Wednesday, May 26, 2010

The Cannons of Canonicity

Conservative Christians, such as those among whom Frank Schaeffer used to operate (see previous entry), claim that the Bible is the supreme source of authority. But this is not really the case at all. I will explain three ways in which this is so.

First, there is no clear “revelation from God” as to which books should be included within the New Testament “canon.” For centuries after Jesus, there was dispute among different factions concerning which books should be included. “The New Testament” consists of 27 books that one of these factions eventually chose for inclusion. But even in this faction, which eventually became “The Church,” there was a little disagreement. The first list that has all 27 books, and only those books, that was “universally” accepted was the list prepared by Athanasius in 327 CE. Athanasius was one of the men chosen by Emperor Constantine to help resolve disputes within the church that Constantine had joined and which became the official religion of the Roman Empire. (See Bart Ehrman’s book Jesus, Interrupted for more information.) Therefore, the authority of this list largely depends on the authority of Constantine. While he was far from being the worst Roman emperor, he was by no means someone who would be considered godly by today’s self-appointed Christian leaders. For example he had his wife Fausta and his son Crispus executed as political opponents. Before he was emperor he had vanquished Frankish kings and troops fed to beasts as entertainment. He had the decomposing body of a challenger, Maxentius, fished out of the Tiber and decapitated, and then had the head sent to Carthage. At about the same time that he was building the Church of the Holy Sepulchre, he also built a pagan monument, the Arch of Constantine. He was not baptized until just before he died. Jesus said, “By their fruits you shall know them,” but the life of Constantine was not particularly holy—not enough to give him the authority to have established by decree which books should be in the New Testament. So conservative Christians apparently accept Constantine as the supreme authority, since he (as Emperor) determined the canon.

Second, there is no clear “revelation from God” as to which exact wording should be accepted for the canonical books. There are several versions of each of the New Testament books, and it is not clear which, if any, is original. It is difficult to believe in “the exact words of Jesus” when the gospels that are in the Bible today, and the ancient variations of those gospels, contain words that are not exactly the same. Many fundamentalists solve the problem by simply declaring that the 1611 King James Version is the true Bible. What about all of those years before King James? Well, I guess those people had no hope of being Bible-believing Christians. King James I was not a particularly bad king, but he was not someone whom modern conservatives would consider to be a good one either. He initiated the first formal series of witch hunts in Scotland. Conservative Christians believe his version of the Bible but not, apparently, his book Daemonologie. Perhaps most astonishingly, conservative Christians embrace his version of the Bible yet overlook the clear possibility of King James’ homosexual relationships. Conservative Christians consider homosexuality to be the worst thing in the world, worse even than murder and torture and rape.
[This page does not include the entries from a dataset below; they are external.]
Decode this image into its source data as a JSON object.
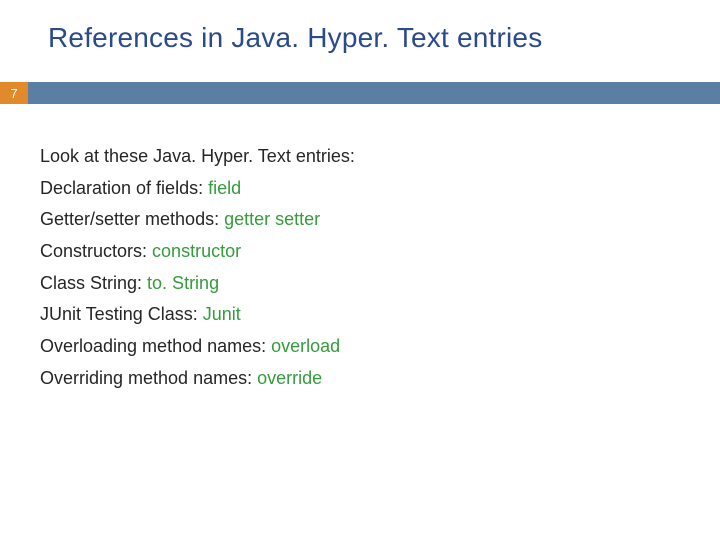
{
  "title": "References in Java. Hyper. Text entries",
  "pageNumber": "7",
  "intro": "Look at these Java. Hyper. Text entries:",
  "lines": [
    {
      "label": "Declaration of fields: ",
      "keywords": "field"
    },
    {
      "label": "Getter/setter methods: ",
      "keywords": "getter setter"
    },
    {
      "label": "Constructors: ",
      "keywords": "constructor"
    },
    {
      "label": "Class String: ",
      "keywords": "to. String"
    },
    {
      "label": "JUnit Testing Class: ",
      "keywords": "Junit"
    },
    {
      "label": "Overloading method names: ",
      "keywords": "overload"
    },
    {
      "label": "Overriding method names: ",
      "keywords": "override"
    }
  ]
}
There were rumors throughout James’ life of his affairs with male courtiers such as Esmé Stewart, later Duke of Lennox; Robert Carr, Earl of Somerset; and George Villiers, Duke of Buckingham. A restoration of one of James’ palaces in 2004-2008 revealed a previously secret passage linking the bedchambers of James and Villiers. Perhaps, to conservative Christians, James’ homosexuality is made up for by his affair with Anne Murray (not the singer, but Lady Glamis). King James was most likely a practitioner of a lifestyle that conservative Christians consider most despicable, yet they base their faith on the Bible translation that he commissioned. James’ express purpose in having this translation done was to establish the divine right of kings. James was particularly bothered by egalitarian Presbyterians; he said of them, as I recall reading someplace, that “every Tom, Dick, and Harry tell me and my council what to do.”

[But you have to grant that King James got one thing right. He considered smoking to be morally bad and unhealthy. Here is a quote from a treatise he wrote in 1604: “Have you not reason then to be ashamed and to forbear this filthy novelty, so basely grounded, so foolishly received and so grossly mistaken in the right use thereof. In your abuse thereof sinning against God harming yourselves both in person and goods, and raking also thereby the marks and notes of vanity upon you by the custom thereof making yourselves to be wondered at by all foreign civil nations and by all strangers that come among you to be scorned and held in contemp; a custom loathsome to the eye, hateful to the nose, harmful to the brain, dangerous to the lungs, and in the black stinking fume thereof nearest resembling the horrible stygian smoke of the pit that is bottomless.”]

Third, there is no clear guide as to how the Bible should be interpreted. Each conservative Christian leader considers himself or herself to be the ultimate authority on how to interpret them. I do not have time here to mention the numerous ethical offenses of leading Christian Right preachers of the present day.

If we are to accept Constantine, or King James, or Christian preachers as authorities for what to believe about the Bible, then their lives should (as Jesus said) be exemplary. They were not and are not. Instead, Christian preachers merely enforce their own preferences about the Bible by sheer force—the cannons of canonicity.